We have time to limit the impact of climate change through “strong and sustained reductions in carbon dioxide (CO2) and other greenhouse gases (GHG).” According to the Report, the world has already warmed by 1.1 degrees Celsius. When we reach 1.5 degree Celsius of global warming there will be increasing heatwaves, longer warm seasons and shorter cold seasons. If the temperature rises by 2 degrees Celsius heat extremes “would more often reach critical tolerance thresholds for agriculture and health.”    

The IPCC Report sends an essential signal to the business community that we must halve GHG emissions by 2030. Our response must be “immediate, rapid and large-scale.” Business can take the following actions:

  • Set science-based targets for emissions:

Over 700 companies around the world have set science-based targets, or emissions targets which are aligned with a change of temperature of 1.5 degrees Celsius. These companies include Mahindra, Cemex, and Unilever.

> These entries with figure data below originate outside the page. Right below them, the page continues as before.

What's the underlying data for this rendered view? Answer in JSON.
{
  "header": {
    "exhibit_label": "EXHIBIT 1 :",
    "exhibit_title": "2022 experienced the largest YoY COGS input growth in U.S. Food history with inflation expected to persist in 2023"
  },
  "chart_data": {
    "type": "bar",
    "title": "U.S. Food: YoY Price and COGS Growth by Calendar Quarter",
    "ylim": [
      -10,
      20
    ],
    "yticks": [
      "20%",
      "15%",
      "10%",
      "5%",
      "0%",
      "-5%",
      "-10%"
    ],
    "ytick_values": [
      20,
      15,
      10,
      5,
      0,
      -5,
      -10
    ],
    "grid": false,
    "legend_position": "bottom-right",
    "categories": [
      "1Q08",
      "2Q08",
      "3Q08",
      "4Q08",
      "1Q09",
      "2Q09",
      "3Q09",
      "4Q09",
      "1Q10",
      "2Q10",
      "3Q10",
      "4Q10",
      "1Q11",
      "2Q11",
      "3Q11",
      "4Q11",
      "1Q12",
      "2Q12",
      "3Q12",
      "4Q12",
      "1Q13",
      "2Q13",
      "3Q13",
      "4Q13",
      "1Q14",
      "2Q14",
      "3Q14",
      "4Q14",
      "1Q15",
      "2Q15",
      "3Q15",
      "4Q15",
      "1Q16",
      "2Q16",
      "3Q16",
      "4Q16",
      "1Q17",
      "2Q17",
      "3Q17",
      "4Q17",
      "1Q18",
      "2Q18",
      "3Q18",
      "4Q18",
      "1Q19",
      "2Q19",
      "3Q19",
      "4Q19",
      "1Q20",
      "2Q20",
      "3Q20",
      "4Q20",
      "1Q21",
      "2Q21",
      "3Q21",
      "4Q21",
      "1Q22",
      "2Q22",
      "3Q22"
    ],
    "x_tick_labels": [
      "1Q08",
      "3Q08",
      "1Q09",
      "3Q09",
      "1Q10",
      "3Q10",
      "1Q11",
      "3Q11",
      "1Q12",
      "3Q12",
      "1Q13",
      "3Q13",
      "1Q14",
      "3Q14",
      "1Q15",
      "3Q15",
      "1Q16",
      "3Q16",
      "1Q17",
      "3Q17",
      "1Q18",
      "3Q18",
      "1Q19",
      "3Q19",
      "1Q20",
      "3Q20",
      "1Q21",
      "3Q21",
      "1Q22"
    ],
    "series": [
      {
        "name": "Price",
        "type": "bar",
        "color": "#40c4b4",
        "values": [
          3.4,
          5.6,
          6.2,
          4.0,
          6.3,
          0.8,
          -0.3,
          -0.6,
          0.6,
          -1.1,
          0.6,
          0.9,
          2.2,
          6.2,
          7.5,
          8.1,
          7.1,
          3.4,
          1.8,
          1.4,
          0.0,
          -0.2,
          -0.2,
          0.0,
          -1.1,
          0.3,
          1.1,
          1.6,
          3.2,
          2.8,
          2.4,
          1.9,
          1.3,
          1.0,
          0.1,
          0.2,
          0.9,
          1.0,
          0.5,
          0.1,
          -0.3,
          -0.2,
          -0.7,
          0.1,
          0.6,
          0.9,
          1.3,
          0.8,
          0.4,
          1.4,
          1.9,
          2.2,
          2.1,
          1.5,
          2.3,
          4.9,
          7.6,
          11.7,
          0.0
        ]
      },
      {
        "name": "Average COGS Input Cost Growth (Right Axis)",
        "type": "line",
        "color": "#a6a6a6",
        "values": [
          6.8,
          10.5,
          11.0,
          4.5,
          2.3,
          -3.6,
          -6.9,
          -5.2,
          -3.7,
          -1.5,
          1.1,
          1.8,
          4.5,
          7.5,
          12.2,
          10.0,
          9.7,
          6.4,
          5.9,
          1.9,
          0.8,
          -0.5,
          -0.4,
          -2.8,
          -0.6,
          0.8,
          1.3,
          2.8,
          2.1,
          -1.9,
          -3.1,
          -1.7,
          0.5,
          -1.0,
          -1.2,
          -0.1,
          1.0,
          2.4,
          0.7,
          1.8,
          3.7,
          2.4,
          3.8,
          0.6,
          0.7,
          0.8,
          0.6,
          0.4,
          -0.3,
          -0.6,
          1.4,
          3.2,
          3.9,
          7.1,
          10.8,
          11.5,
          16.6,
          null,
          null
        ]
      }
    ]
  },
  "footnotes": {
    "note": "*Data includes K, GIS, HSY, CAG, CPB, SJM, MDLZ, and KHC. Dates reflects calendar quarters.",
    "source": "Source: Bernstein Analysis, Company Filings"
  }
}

  • Switch to renewable energy, such as solar, wind, geothermal, tidal etc.
  • Find lower-carbon ways to produce goods
  • Commit to Net Zero by 2030 (or cut GHG emissions to zero)
  • Conduct scenario analysis to understand the risks climate change poses to your business

The IPCC was formed in 1988 and is composed of 195 member governments. As such, it represents the community of nations and includes 200 scientists from around the world. The IPPC Report focuses on the scientific, technical, and social-economic aspects of climate change.

The final installment of the report is due out in 2022. In the meantime, the world’s leaders continue to prepare for COP26, the UN Climate Change Conference scheduled to take place between November 1- 12 in Glasgow, presided over by the United Kingdom.

The IPCC’s Vice Chair, Ko Barrett calls for “unprecedented, transformational change.”  The next few months and years will be crucial as we seek to mitigate the impacts of climate change and adapt to our transforming planet.